Ein erstes großes Instrument des jungen Orgelbaumeisters Cordt Kröger
Etwas von all dem ist bereits in der Konzeption der Lübbecker Orgel
zu spüren, die wohl eines der ersten größeren Werke des nun
selbständigen Meisters Cordt Kröger war. Nach niederländischer
Tradition (von den Baders?) wurde das Pfeifenwerk des Pedals hinter
dekorativen Gittern versteckt. Kröger baute mechanische einfache
Springladen für das Hauptwerk und Pedal und ein Pfeifenwerk aus sehr
dickwandigem Blei. Das Brustwerk der Lübbecker Orgel war als Schleiflade
ausgeführt. Bei der Restaurierung des Gehäuses 1960/61 kamen die alten
Bohrungen für die Registerzüge und die Schilder der Register wieder zum
Vorschein. Das Regierwerk mit den Laden und ein großer Teil der alten
Bleipfeifen waren um 1904 noch vorhanden, wie es der Orgelbauer Ernst Klaßmeier
(Lemgo-Kirchheide) dokumentierte. Die Bauqualität muss sehr gut gewesen
sein, denn das Instrument blieb in seinen Grundzügen bis um 1904 in
Funktion. Von der alten Lübbecker Orgel sind zwei Dispositionen
überliefert. Die Dokumentation des Orgelbauers Schneegass von
1794 wird wohl der alten Cordt-Kröger-Disposition am meisten
entsprechen, wie ein Vergleich mit der Celler Orgel des jüngeren Hermann Kröger zeigt.

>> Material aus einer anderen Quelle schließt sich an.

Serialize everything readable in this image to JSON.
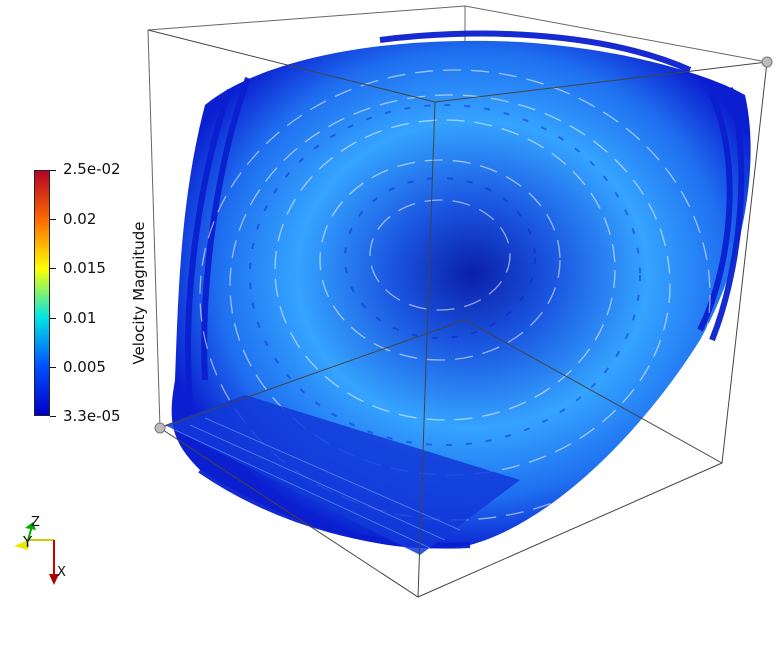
{
  "colorbar": {
    "title": "Velocity Magnitude",
    "ticks": [
      "2.5e-02",
      "0.02",
      "0.015",
      "0.01",
      "0.005",
      "3.3e-05"
    ],
    "colors": [
      "#b40426",
      "#ff6a00",
      "#ffff00",
      "#00e5e5",
      "#0050ff",
      "#0000c8"
    ]
  },
  "axes_triad": {
    "x": "X",
    "y": "Y",
    "z": "Z"
  },
  "colors": {
    "background": "#ffffff",
    "box_edges": "#555555",
    "streamline_dark": "#0a1fcf",
    "streamline_mid": "#1d6ef2",
    "streamline_light": "#4fb8ff"
  }
}
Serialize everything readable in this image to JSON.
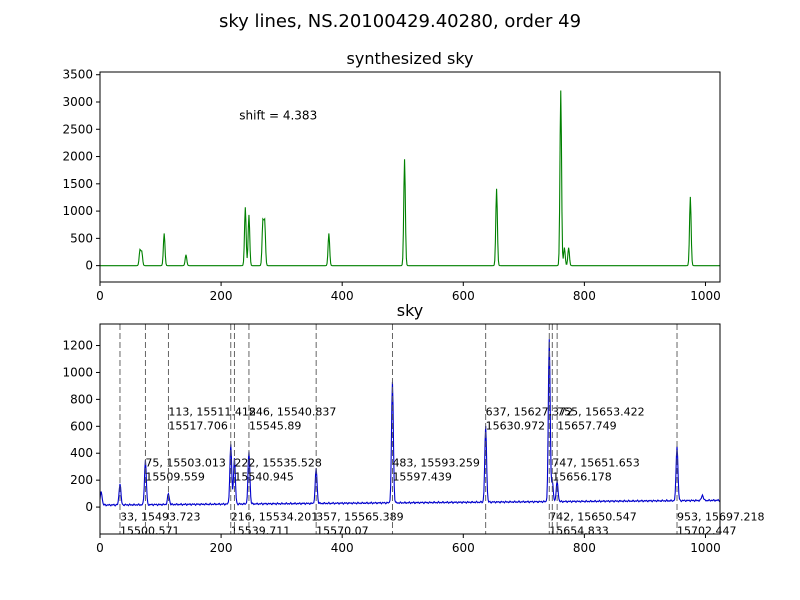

Überlieferte Dispositionen der Cordt-Kröger-Orgel 1794:
Die mit der Jahreszahl 1794 versehene Disposition offenbart typische westfälische Dispositionsprinzipien:
- Das Hauptwerk, basiert auf dem Bordun 16‘, zeigt einen vollständigen
Prinzipalchor, der durch eine 2fach Sesquialtera und eine 4fache Mixtur
nach oben hin abgeschlossen wird. Außerdem ist mit Blockflöte 8‘,
Coppelflöte 4‘ und Cornett der Weitchor ebenfalls komplett vorhanden, zu
dem noch die Trompete tritt.
- Das Brustwerk ist basiert auf Gedackt 8‘ und bietet einen kompletten
Prinzipalchor der 4‘-Lage, bekrönt durch die kleine Quinte, ein Sifflet
1‘ und eine (vermutlich) 2fache Zimbel. Dazu tritt noch ein Krummhorn.
- Das Pedal ist mit den Grundstimmen zu 16‘ und 8‘, ergänzt durch die Posaune 16‘ und die Solozunge Cornett 2‘, besetzt.
Vermutlich kam es später zu einem Umbau, vielleicht im Zuge der
großen Reparatur von 1798. Vom Cornett blieb nur der Quintchor, im
Brustwerk wurde Principal gegen Flöte 4‘ getauscht oder umintoniert und
das Sifflet um eine Oktave nach unten gerückt und damit zum 2‘ gemacht.
Das Pedal erhielt statt der 2‘-Zunge eine Oktave 4‘. Diese Veränderungen
tragen den spätbarocken Vorlieben für den galanten Stil Rechnung, der
die Homophonie einerseits und melodiöse Oberstimmen im Flötenton
andererseits betont. Erstaunlich ist, dass das Orgelwerk mit seiner
spätbarocken Disposition, den einfachen Springladen und der kurzen
Oktave bis ins 20. Jahrhundert mit geringfügigen Änderungen überdauerte.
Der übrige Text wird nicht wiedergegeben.